# Kindle Fire durability



## tombielawski (Nov 25, 2011)

Ok, Im in the process of negotiations (with myself) over whether to upgrade from my K2 to the Touch or Fire. I know they are worlds apart. Battery life is probably my biggest hold back.

BUT.... how does the Fire hold up to bumps and scrapes? I'm a clutz. I bought that hard plastic shell from M-Edge for my K2 because I've dropped it a bunch. Are there any good sturdy cases for the Fire? 

If you've had an "oopsie" with yours, has Kindle customer service been helpful?

Thanks!!!


----------



## Betsy the Quilter (Oct 27, 2008)

I haven't seen any reports of anyone dropping theirs. There's always a square trade warranty. I'd recommend a good cover, the Fire seems sturdy enough, but a good cover would provide some shock absorption.

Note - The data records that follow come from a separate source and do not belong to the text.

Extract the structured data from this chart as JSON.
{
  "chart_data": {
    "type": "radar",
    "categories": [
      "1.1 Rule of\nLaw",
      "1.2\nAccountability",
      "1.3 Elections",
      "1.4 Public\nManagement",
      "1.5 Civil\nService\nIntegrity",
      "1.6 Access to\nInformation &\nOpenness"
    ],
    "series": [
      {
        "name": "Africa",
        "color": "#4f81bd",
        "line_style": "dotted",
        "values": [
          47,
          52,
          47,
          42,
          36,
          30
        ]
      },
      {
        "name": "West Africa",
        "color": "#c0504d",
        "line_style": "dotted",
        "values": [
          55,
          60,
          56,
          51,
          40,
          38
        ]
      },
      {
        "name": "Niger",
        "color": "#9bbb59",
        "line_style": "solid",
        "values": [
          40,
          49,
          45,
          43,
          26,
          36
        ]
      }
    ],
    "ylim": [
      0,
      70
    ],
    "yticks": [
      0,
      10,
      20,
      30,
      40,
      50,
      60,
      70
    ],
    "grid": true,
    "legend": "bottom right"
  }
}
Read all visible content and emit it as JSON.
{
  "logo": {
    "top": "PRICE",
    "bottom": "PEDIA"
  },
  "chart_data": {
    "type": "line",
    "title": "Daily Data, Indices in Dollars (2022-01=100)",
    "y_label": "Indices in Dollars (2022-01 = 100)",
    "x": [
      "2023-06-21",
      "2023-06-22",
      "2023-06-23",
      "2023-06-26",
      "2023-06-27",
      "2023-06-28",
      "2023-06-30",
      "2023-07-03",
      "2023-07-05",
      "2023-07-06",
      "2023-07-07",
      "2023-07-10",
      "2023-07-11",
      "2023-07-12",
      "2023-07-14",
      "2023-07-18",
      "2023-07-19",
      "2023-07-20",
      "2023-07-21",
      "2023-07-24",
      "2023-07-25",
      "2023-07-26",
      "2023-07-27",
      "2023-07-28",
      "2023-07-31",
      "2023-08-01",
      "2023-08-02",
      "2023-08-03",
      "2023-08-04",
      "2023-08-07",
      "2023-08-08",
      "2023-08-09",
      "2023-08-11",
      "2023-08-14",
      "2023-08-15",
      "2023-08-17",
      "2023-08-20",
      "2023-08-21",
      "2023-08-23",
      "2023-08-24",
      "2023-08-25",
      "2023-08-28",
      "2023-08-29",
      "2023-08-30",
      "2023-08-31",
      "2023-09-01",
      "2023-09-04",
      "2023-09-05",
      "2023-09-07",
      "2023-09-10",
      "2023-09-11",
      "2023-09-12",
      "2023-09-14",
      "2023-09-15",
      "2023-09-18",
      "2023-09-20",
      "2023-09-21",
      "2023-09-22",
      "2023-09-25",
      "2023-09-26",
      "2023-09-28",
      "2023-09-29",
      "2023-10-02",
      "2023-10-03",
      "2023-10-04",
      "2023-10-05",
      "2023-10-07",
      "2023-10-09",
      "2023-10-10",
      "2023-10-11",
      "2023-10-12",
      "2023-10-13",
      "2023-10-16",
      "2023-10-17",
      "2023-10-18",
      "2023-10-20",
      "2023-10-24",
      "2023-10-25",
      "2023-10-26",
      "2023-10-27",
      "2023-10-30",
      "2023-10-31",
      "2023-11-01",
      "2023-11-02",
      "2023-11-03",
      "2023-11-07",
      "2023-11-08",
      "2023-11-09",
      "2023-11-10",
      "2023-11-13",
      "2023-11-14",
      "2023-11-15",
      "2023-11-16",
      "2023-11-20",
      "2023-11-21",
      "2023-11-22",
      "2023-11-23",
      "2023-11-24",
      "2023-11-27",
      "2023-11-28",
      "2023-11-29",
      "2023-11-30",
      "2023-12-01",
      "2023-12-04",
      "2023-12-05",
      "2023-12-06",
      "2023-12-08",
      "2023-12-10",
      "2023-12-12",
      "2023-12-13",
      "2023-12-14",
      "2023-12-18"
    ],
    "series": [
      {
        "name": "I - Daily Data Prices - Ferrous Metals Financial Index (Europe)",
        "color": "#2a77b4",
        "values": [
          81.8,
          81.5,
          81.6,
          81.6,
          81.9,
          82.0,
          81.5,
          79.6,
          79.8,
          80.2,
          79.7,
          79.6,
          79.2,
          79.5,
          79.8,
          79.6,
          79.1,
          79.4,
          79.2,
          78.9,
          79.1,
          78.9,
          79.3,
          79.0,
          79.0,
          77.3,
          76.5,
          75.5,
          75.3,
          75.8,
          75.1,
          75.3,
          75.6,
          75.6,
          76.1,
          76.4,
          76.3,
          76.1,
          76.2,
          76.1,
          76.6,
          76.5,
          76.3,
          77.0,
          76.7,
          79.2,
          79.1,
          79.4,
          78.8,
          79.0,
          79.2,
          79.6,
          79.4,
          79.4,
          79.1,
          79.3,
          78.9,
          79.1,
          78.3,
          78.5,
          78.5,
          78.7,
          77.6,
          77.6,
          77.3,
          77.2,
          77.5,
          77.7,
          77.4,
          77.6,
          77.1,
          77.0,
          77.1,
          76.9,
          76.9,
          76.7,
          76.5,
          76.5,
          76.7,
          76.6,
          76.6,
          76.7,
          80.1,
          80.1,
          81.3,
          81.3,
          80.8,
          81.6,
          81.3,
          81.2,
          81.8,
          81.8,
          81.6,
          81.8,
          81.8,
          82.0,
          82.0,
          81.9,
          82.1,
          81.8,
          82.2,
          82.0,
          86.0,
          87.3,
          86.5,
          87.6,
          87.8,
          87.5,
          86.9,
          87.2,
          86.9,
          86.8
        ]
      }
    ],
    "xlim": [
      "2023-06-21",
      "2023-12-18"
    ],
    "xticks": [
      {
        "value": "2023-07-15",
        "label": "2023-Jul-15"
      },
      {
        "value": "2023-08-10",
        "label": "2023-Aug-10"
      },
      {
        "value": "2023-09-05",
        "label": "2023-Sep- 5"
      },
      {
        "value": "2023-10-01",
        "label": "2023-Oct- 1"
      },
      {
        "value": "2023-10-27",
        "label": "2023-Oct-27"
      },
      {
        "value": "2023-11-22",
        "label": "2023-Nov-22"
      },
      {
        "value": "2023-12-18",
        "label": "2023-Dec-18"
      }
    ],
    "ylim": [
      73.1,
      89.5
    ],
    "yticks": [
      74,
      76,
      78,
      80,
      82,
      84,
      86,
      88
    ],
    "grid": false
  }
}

Battery life compared to an eInk device is terrible, several hours vs several days or weeks. About what I expected for the device, however. I generally plug it in overnight.

Betsy

Sent from my Kindle Fire using Tapatalk


----------



## Ann in Arlington (Oct 27, 2008)

Concur with Betsy. . . .dropping is never going to be healthy for a device, so get a good case or cover. . .there are several available and more coming all the time.  And if you use it often, you'll probably need to charge it nearly every night.

But also consider, if you're coming from eInk, that the Fire is NOT. . . .that's definitely a concern for some people.  There are alternate 'text color' options and the device can be dimmed -- there are even alternate typefaces available via the Fire Kindle 'app'. . . .but it is NOT eInk.


----------



## RDaneel54 (Sep 10, 2010)

If you want to know about the Kindle Fire's durability, here's a link to a drop and scratch test: http://blogkindle.com/tag/drop-test/

In addition to the blog entry, there is a YouTube video.

I would not recommend trying this on your own.


----------



## tombielawski (Nov 25, 2011)

RDaneel54 said:


> If you want to know about the Kindle Fire's durability, here's a link to a drop and scratch test: http://blogkindle.com/tag/drop-test/
> 
> In addition to the blog entry, there is a YouTube video.
> 
> I would not recommend trying this on your own.


Whoa! Thanks for that link. That is really cool! I'm impressed by the durability of the Gorilla Glass, that you can gouge it with a screwdriver. Alas, battery life is going to be the deal breaker. I just can't handle the idea of charging it every night. Kindle Touch wins.

Thanks for the information. You've helped me make my decision.


----------